Selfishness

My daughter Lillie was taking notes during the sermon yesterday. I looked over and saw, in the adorable handwriting of a ten-year-old girl, these words: “Selfishness is the leading characteristic of the unregenerate.”

That line jumped out at me because, as it happens, I’m currently reading a new book about a monster who could be the poster child for selfishness. In Mao: The Unknown Story, authors Jung Chang and Jon Halliday write: “Mao Tse-Tung, who for decades held absolute power over the lives of one-quarter of the world’s population, was responsible for well over 70 million deaths in peacetime, more than any other twentieth-century leader.”
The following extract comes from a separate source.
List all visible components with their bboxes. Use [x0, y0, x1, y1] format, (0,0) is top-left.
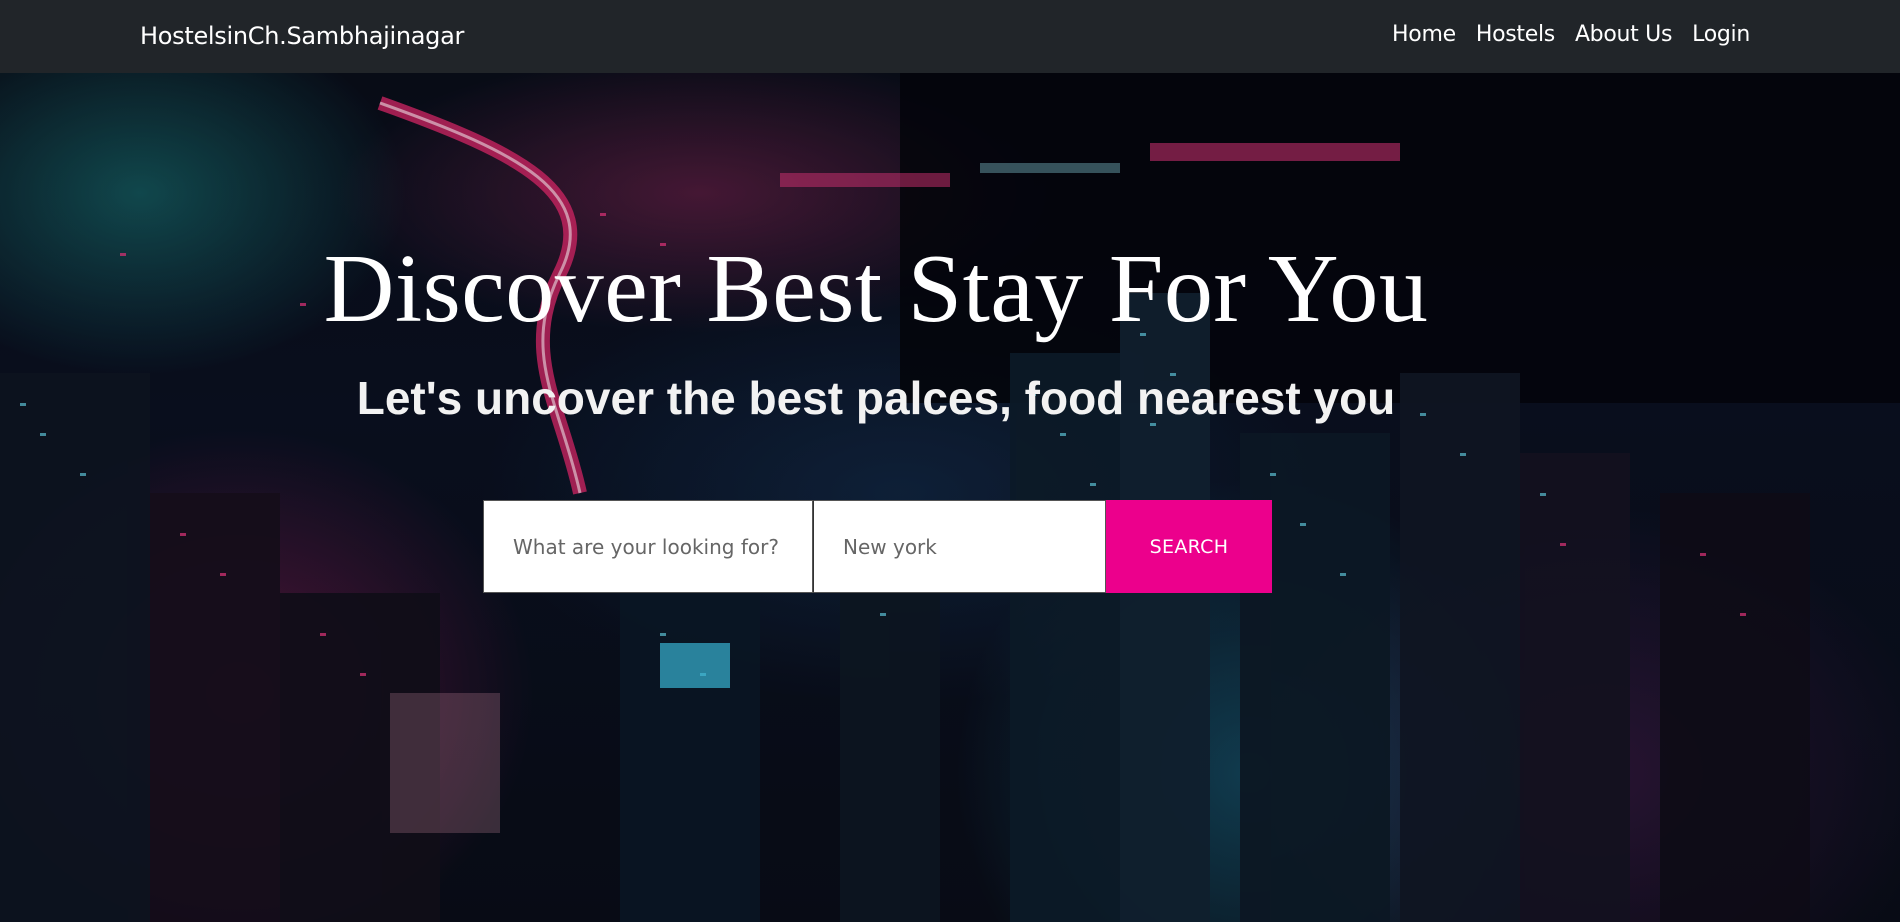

By age 24, the authors say, Mao’s writings “expressed the central elements in his own character, which stayed consistent for the remaining six decades of his life and defined his rule. Mao’s attitude to morality consisted of one core, the self, ‘I,’ above everything else: ‘I do not agree with the view that to be moral, the motive of one’s action has to be benefiting others. Morality does not have to be defined in relation to others … People like me want to … satisfy our hearts to the full, and in doing so we automatically have the most valuable moral codes. Of course there are people and objects in the world, but they are all there only for me. … People like me only have a duty to ourselves; we have no duty to other people. … I am only concerned about developing myself … I have my desire and act on it. I am responsible to no one.’”

One has to admire his candor, I suppose. “Absolute selfishness and irresponsibility lay at the heart of Mao’s outlook,” the authors observe. Quite unlike a certain ten-year-old girl I know.